Sa colère s’accompagne d’élans posés (Rhein), d’intros annonçant un contenu insoumis, dans le refus des contours connus (Odra, le titre introductif). Produit par Magnus Lindberg de Cult of Luna, Fleuve entre en crue, s’apaise, impose en tout cas son flux, tantôt tendu, tantôt modéré. Il fait preuve d’une certaine élégance dans ses moments d’emportement (Vltava), plante des décors sonores apaisés qui ensuite s’emballent. Porteur d’une identité forte, Thot est exigeant dans le contenu mais méritoire dans le rendu.

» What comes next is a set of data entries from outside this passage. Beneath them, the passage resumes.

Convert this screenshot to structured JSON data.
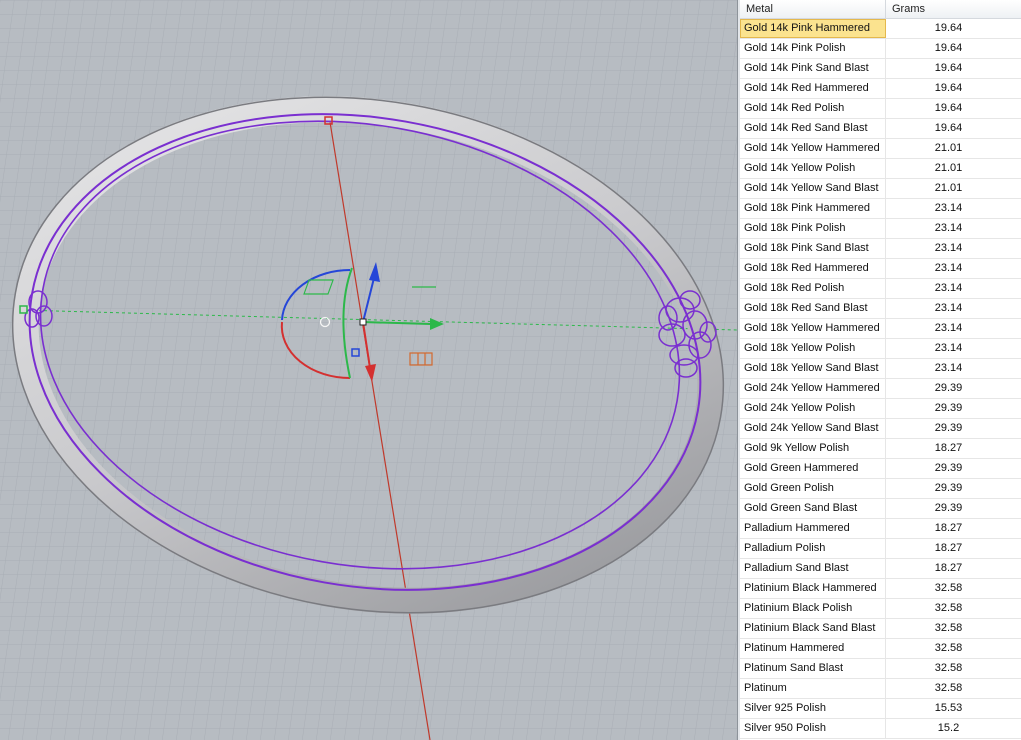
{
  "table": {
    "headers": {
      "metal": "Metal",
      "grams": "Grams"
    },
    "selected_index": 0,
    "rows": [
      {
        "metal": "Gold 14k Pink Hammered",
        "grams": "19.64"
      },
      {
        "metal": "Gold 14k Pink Polish",
        "grams": "19.64"
      },
      {
        "metal": "Gold 14k Pink Sand Blast",
        "grams": "19.64"
      },
      {
        "metal": "Gold 14k Red Hammered",
        "grams": "19.64"
      },
      {
        "metal": "Gold 14k Red Polish",
        "grams": "19.64"
      },
      {
        "metal": "Gold 14k Red Sand Blast",
        "grams": "19.64"
      },
      {
        "metal": "Gold 14k Yellow Hammered",
        "grams": "21.01"
      },
      {
        "metal": "Gold 14k Yellow Polish",
        "grams": "21.01"
      },
      {
        "metal": "Gold 14k Yellow Sand Blast",
        "grams": "21.01"
      },
      {
        "metal": "Gold 18k Pink Hammered",
        "grams": "23.14"
      },
      {
        "metal": "Gold 18k Pink Polish",
        "grams": "23.14"
      },
      {
        "metal": "Gold 18k Pink Sand Blast",
        "grams": "23.14"
      },
      {
        "metal": "Gold 18k Red Hammered",
        "grams": "23.14"
      },
      {
        "metal": "Gold 18k Red Polish",
        "grams": "23.14"
      },
      {
        "metal": "Gold 18k Red Sand Blast",
        "grams": "23.14"
      },
      {
        "metal": "Gold 18k Yellow Hammered",
        "grams": "23.14"
      },
      {
        "metal": "Gold 18k Yellow Polish",
        "grams": "23.14"
      },
      {
        "metal": "Gold 18k Yellow Sand Blast",
        "grams": "23.14"
      },
      {
        "metal": "Gold 24k Yellow Hammered",
        "grams": "29.39"
      },
      {
        "metal": "Gold 24k Yellow Polish",
        "grams": "29.39"
      },
      {
        "metal": "Gold 24k Yellow Sand Blast",
        "grams": "29.39"
      },
      {
        "metal": "Gold 9k Yellow Polish",
        "grams": "18.27"
      },
      {
        "metal": "Gold Green Hammered",
        "grams": "29.39"
      },
      {
        "metal": "Gold Green Polish",
        "grams": "29.39"
      },
      {
        "metal": "Gold Green Sand Blast",
        "grams": "29.39"
      },
      {
        "metal": "Palladium Hammered",
        "grams": "18.27"
      },
      {
        "metal": "Palladium Polish",
        "grams": "18.27"
      },
      {
        "metal": "Palladium Sand Blast",
        "grams": "18.27"
      },
      {
        "metal": "Platinium Black Hammered",
        "grams": "32.58"
      },
      {
        "metal": "Platinium Black Polish",
        "grams": "32.58"
      },
      {
        "metal": "Platinium Black Sand Blast",
        "grams": "32.58"
      },
      {
        "metal": "Platinum Hammered",
        "grams": "32.58"
      },
      {
        "metal": "Platinum Sand Blast",
        "grams": "32.58"
      },
      {
        "metal": "Platinum",
        "grams": "32.58"
      },
      {
        "metal": "Silver 925 Polish",
        "grams": "15.53"
      },
      {
        "metal": "Silver 950 Polish",
        "grams": "15.2"
      }
    ]
  },
  "colors": {
    "viewport_bg": "#b7bcc2",
    "grid_line": "#a9aeb5",
    "curve": "#7a2fd0",
    "x_axis": "#c0392b",
    "y_axis": "#27ae3a",
    "z_axis": "#2546d8",
    "selection": "#fbe38f"
  }
}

Il y a dans ce disque, de plus, une recherche d’esthétisme brut, de déviance sonore à la fois belle et déjantée. Duna est de cette trempe, il dérape puis se recadre. Volga présente une amorce subtile et légèrement obscure. Samara est lui dépaysant, se pare d’effets tribaux. Avec Thot, le panel ne se restreint pas. On expérimente sans partir trop loin, l’opus demandera néanmoins une certaine capacité à l’assimilation. Le jeu en vaut la chandelle, à l’image de ce Bosphore terminal de toute beauté, à la lente montée en régime, joliment zébré d’instruments inédits.